Chercher une solution est universel, mais imaginer, modéliser un concept abstrait et y croire assez pour l’appliquer, demande un cerveau que n’avaient pas les ancêtres d’homo sapiens. “Si Homo sapiens règne sur le monde, c’est parce qu’il est le seul animal capable de croire en des choses qui n’existent que dans son imagination” (Sapiens Yuval Noah Harari)
– Si je donnais cette forme à mon outil, il serait mieux adapté à mon travail.
– Ce bâton est beaucoup plus long que moi, en le levant je pourrais attraper ce beau fruit tout en-haut de l’arbre.
Des “si” des millions, des milliards de “si”, incrémentations incalculables de notre propre intelligence.
Pour l’apprenant, le mode conditionnel est l’ouverture sur une communication plus opérationnelle, spéculative, voire contestataire.

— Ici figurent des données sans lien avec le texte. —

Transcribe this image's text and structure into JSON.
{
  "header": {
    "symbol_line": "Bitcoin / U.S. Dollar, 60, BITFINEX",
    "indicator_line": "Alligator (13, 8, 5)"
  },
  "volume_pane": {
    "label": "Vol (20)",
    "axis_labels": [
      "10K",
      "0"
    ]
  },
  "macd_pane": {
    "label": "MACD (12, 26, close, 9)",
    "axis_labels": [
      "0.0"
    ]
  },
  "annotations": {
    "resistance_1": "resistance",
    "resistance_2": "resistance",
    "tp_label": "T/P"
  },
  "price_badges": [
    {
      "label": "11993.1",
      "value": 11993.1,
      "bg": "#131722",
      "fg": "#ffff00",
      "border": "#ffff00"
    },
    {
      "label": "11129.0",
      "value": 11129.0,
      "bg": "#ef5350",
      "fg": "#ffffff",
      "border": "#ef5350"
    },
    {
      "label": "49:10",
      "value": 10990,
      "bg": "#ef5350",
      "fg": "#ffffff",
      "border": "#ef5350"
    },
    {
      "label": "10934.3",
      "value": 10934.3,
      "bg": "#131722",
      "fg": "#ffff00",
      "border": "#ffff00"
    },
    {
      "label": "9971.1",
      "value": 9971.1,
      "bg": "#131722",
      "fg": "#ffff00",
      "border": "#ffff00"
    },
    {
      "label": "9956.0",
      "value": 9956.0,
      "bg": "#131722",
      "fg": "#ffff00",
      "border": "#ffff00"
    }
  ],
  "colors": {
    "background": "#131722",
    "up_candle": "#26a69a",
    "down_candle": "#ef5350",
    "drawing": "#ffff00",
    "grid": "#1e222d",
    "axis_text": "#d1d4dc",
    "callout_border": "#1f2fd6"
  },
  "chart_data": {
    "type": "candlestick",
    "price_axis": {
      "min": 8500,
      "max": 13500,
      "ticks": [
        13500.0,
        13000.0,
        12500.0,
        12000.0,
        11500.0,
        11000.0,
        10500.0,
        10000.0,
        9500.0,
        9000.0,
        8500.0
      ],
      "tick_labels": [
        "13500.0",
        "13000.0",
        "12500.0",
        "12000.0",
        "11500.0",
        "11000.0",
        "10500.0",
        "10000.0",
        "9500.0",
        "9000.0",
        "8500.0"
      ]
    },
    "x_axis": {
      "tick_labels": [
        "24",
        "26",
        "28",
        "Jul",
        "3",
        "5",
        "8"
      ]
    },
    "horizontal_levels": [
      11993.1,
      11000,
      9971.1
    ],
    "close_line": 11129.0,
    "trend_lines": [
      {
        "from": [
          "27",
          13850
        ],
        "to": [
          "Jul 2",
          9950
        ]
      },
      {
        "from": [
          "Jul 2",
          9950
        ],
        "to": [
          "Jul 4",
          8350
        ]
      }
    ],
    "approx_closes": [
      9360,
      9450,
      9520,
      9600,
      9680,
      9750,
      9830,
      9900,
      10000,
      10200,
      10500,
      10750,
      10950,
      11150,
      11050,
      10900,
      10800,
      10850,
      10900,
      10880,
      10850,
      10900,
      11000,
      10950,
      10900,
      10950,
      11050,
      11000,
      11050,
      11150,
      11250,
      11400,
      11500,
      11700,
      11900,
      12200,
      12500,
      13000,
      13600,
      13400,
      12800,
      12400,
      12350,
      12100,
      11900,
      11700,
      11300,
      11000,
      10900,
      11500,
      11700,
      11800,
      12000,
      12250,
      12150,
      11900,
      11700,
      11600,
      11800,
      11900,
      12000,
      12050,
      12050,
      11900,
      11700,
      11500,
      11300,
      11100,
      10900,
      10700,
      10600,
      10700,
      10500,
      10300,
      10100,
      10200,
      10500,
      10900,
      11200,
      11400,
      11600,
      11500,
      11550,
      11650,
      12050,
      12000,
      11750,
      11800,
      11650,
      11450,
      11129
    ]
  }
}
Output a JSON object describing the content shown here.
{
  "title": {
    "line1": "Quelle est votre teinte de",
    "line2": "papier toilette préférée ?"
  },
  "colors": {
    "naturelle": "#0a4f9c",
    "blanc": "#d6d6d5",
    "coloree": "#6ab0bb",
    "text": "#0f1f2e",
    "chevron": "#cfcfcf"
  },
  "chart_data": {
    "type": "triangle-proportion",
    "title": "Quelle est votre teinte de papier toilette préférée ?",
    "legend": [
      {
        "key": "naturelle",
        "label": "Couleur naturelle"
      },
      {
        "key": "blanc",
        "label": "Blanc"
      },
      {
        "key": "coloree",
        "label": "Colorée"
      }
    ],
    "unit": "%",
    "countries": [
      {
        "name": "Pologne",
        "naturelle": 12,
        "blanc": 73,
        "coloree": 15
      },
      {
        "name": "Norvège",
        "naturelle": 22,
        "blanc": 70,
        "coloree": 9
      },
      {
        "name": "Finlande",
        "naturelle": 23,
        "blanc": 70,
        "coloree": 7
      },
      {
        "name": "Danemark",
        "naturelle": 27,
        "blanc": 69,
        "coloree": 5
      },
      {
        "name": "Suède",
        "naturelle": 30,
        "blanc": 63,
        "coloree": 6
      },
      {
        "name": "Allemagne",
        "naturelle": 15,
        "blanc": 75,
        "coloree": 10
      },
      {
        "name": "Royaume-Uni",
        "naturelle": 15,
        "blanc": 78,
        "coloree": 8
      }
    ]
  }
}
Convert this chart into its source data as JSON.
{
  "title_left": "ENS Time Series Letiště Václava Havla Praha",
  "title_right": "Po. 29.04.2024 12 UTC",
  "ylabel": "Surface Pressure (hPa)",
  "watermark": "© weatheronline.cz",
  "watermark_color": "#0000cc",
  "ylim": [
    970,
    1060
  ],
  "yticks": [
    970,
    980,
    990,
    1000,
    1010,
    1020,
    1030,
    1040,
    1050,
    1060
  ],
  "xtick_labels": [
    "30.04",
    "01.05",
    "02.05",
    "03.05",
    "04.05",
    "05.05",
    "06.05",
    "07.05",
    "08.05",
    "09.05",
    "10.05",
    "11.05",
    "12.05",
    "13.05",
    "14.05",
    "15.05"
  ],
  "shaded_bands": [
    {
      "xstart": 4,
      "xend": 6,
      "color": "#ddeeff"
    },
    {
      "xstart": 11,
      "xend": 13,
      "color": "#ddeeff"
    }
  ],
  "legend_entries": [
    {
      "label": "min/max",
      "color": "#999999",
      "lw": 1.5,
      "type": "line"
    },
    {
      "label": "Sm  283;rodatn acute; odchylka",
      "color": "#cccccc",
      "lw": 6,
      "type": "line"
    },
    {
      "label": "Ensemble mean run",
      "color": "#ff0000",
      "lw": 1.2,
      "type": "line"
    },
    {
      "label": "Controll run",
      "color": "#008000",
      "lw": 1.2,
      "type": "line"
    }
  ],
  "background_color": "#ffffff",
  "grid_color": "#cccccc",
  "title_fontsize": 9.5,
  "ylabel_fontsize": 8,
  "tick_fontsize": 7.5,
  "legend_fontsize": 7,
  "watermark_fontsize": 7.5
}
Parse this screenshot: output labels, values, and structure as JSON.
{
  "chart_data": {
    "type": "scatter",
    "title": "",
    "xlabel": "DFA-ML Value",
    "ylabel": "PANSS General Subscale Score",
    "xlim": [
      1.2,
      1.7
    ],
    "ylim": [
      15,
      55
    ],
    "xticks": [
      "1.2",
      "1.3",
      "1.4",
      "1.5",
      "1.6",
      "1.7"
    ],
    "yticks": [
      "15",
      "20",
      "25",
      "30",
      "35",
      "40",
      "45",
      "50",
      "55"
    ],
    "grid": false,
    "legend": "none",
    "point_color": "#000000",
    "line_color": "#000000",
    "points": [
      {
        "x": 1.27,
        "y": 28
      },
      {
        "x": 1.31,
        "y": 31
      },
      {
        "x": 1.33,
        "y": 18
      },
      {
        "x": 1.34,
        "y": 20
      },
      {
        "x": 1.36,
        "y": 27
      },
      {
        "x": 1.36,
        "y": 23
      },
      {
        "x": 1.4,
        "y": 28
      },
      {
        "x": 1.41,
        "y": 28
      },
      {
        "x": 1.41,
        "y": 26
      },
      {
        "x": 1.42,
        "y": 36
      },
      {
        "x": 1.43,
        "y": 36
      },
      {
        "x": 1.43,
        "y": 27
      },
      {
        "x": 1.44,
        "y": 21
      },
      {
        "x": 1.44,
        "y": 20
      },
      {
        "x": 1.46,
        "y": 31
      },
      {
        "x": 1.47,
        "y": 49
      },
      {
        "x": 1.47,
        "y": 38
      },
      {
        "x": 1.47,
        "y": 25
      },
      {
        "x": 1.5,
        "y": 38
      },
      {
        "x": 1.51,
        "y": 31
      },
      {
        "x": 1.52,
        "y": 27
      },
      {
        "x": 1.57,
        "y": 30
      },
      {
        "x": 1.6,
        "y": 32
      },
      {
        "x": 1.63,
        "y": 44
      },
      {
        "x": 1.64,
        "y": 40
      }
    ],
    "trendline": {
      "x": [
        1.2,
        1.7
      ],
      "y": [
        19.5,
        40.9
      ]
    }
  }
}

Il va lui permettre, au-delà de la simple explication des faits, de devenir acteur du débat dans le raisonnement, la controverse ou le désaccord.
Le mode conditionnel connait trois temps : un présent, un passé, et un condionnel passé deuxième forme qui a disparu de la langue orale et écrite contemporaine.
– Pourriez-vous m’aider ?
– Le VIH serait apparu en Afrique dans les années 50.
– Qui l’eût cru ?
Mode subjonctif : la subjectivité
La subjectivité, c’est notre propre perception de ce qui nous entoure. Elle résulte de nos origines, de notre culture, de notre éducation, de nos expériences, de nos désirs, de nos craintes, de nos doutes, etc.
« Le subjonctif présente l’action comme n’étant pas placée sur le plan de la réalité, comme simplement envisagée dans la pensée » M. Grévisse
« J’aimerais tellement qu’il fasse beau ! »
« Je doute qu’on puisse y arriver. »
« Il faudrait que tout le monde soit heureux. »
« Il n’est pas impossible que l’être humain vive un jour sur une autre planète. »
Cette perception de notre environnement, non pas objective, mais déformée par notre subjectivité, est le domaine du subjonctif… Et cette subjectivité n’est-elle pas la conséquence de notre modeste intelligence ?
Quel beau mystère quand-même ! Quelle histoire passionnante que celle de l’humain et de son langage !
Dans la langue parlée, il y a un présent et un passé du subjonctif, mais pas de futur. C’est le présent du subjonctif qui toujours se substituera à ce futur du subjonctif inexistant.
– Nous sommes heureux que vous participiez à notre prochaine réunion.
L’imparfait du subjonctif reste un temps littéraire, encore souvent rencontré dans le roman, même contemporain.
– J’aurais préféré qu’il fût moins arrogant. (Imparfait du subjonctif)
Quant au plus que parfait du subjonctif, il n’est plus qu’un souvenir des siècles passés.
– Il fallait qu’ils fussent rentrés avant notre arrivée. (Plus que parfait du subjonctif)
Dans toutes les langues indo-européennes, indicatif, impératif et conditionnel parlent du long chemin de l’animal à l’homme, de la conscience d’être à l’intelligence. Plus présent dans les langues romanes, le subjonctif n’est apparu dans le monde occidental qu’il y a quelques secondes à l’échelle de l’humanité, probablement sur les beaux rivages de la Méditerranée.